Is there a difference in the way clients from different countries and cultures handle their shoes? ‘Yes, definitely!’, Aon cried out. ‘My clients from India, for example, wear the same shoes every day and have only a few pairs. Then they call me at least every two months in desperate need of my advice and service. Some wear their shoes out completely and then buy the same ones new again’, explained the shoe aficionado.
The streets of Bangkok: A shoe’s worst nightmare
Apparently his French clients are the total opposite. They have sizeable collections of shoes and know how to take care of them. They also change their footwear at least three times a week. ‘Funnily enough’, he said, ‘the French always wear brown shoes. No one has been able to tell me why that is’. On the other hand, Japanese businessmen in Bangkok are too busy to take care of their shoes. Thus, Aon is responsible for much of their shoe care.

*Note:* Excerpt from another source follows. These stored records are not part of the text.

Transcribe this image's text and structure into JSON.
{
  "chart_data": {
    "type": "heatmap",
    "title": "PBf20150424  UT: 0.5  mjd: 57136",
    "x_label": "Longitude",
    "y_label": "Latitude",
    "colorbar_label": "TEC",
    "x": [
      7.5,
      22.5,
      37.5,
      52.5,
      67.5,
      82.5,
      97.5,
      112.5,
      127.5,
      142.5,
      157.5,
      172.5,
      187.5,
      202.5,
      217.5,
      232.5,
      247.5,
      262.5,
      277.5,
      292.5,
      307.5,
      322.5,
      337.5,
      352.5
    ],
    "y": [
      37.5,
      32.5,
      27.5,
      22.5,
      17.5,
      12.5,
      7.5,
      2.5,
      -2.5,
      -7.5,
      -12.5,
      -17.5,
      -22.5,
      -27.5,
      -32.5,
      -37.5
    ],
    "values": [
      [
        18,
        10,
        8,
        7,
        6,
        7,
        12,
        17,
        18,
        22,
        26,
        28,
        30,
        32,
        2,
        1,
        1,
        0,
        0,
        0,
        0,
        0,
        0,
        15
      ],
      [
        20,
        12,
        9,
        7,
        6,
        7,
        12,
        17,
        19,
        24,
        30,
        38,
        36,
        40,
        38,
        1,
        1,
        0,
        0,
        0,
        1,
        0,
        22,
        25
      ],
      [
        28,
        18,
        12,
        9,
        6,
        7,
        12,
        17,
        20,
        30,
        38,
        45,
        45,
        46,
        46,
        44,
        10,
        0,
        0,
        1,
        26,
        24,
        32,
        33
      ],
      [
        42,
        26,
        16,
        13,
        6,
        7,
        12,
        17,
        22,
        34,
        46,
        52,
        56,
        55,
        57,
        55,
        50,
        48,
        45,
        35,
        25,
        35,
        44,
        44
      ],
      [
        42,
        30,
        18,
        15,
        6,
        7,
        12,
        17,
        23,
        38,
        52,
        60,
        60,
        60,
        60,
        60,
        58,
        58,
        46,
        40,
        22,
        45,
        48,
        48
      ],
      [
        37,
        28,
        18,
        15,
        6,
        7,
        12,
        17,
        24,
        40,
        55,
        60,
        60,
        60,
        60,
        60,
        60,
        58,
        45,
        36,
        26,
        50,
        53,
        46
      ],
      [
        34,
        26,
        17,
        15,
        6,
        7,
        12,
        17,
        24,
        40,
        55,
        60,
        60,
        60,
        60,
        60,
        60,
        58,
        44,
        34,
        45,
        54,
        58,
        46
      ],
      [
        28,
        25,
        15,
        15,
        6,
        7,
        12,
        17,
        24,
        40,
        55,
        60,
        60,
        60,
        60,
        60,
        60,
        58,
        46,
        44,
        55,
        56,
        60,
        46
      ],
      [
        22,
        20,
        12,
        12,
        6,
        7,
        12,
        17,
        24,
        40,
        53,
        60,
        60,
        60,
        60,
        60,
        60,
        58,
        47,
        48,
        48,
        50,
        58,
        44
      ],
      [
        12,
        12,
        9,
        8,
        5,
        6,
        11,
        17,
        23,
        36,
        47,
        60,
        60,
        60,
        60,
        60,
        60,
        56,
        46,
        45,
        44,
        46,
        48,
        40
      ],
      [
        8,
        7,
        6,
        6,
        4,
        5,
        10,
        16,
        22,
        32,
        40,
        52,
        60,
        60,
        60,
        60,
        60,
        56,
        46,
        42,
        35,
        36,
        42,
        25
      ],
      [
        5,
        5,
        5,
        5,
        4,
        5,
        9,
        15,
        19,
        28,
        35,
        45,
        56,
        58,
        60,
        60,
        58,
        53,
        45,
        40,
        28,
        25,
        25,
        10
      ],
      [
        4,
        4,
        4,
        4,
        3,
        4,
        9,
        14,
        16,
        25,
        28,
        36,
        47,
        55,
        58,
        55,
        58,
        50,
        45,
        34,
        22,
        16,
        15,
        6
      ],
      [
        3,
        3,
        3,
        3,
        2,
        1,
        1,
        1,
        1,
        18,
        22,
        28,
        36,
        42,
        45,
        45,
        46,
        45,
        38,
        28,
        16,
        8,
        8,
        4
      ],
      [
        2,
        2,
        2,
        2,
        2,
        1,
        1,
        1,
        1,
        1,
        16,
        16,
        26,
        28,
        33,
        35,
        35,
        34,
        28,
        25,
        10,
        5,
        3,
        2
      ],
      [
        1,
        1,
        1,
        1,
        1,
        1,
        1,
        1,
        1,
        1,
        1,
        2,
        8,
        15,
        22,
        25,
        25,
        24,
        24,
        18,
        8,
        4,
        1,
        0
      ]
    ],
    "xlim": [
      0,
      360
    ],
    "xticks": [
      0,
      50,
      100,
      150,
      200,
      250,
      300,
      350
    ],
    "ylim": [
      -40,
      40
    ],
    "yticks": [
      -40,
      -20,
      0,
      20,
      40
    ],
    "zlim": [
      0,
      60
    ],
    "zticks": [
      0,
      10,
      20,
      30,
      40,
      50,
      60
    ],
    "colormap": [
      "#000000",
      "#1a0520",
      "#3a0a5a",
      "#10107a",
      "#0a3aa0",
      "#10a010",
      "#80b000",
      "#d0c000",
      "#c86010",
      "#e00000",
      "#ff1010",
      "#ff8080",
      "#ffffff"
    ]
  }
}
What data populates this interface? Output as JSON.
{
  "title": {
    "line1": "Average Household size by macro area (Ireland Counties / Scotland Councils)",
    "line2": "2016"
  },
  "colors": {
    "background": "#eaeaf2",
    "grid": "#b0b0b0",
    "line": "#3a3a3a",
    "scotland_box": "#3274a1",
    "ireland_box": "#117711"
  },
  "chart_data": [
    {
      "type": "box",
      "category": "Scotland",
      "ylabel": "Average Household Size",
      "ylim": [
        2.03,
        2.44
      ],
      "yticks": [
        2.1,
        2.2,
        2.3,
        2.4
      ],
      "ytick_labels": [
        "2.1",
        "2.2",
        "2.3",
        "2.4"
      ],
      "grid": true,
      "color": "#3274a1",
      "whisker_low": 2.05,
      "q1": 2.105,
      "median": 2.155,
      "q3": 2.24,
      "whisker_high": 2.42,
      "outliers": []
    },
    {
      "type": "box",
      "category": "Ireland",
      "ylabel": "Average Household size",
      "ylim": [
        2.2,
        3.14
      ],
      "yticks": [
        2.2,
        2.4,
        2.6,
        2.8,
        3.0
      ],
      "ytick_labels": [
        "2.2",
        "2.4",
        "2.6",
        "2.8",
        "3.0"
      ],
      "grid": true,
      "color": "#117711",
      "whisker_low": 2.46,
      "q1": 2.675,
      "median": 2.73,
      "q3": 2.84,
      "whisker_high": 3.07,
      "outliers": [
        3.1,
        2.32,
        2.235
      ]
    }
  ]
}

His own people? They like wearing runners and black shoes that will go with anything. ‘Thais will buy a nice pair of shoes for special occasions, but not necessarily for work’, said Aon. Many – especially men – buy their first pair of fine shoes for their own wedding. A good pair of leather shoes is an expensive luxury item for most people in Thailand. After all, they’re a little less than practical on the hot, dusty and bumpy streets of Bangkok.
Show me your shoes and I’ll tell you…
A typical pair of leather shoes costs around 10,000 baht (approx. 270 euro) in Thailand. Aon recommends individuals spend nearly twice that on a nicer pair so they can pass their treasured footwear onto their children and grandchildren. He suggests wearing a shoe with a rubber sole for daily use around Bangkok and believes in using shoe trees rather than newspaper for storage. He relies on wax and polish in nuanced colours to get the perfect shine. ‘Begin a little lighter, and then go darker’, he recommends. ‘Especially as the colour begins to change over time’.
Regularly nourishing your leather shoes will keep them moist and supple and help guarantee they enjoy a long life, just like human skin. Moreover, ‘take a look at a man’s shoes, and you’ll have an idea of how he treats his wife’, laughed Aon, shoe polisher, modern dandy and a true gentleman who adds a touch of style and stoic thoughtfulness to our fast-paced world.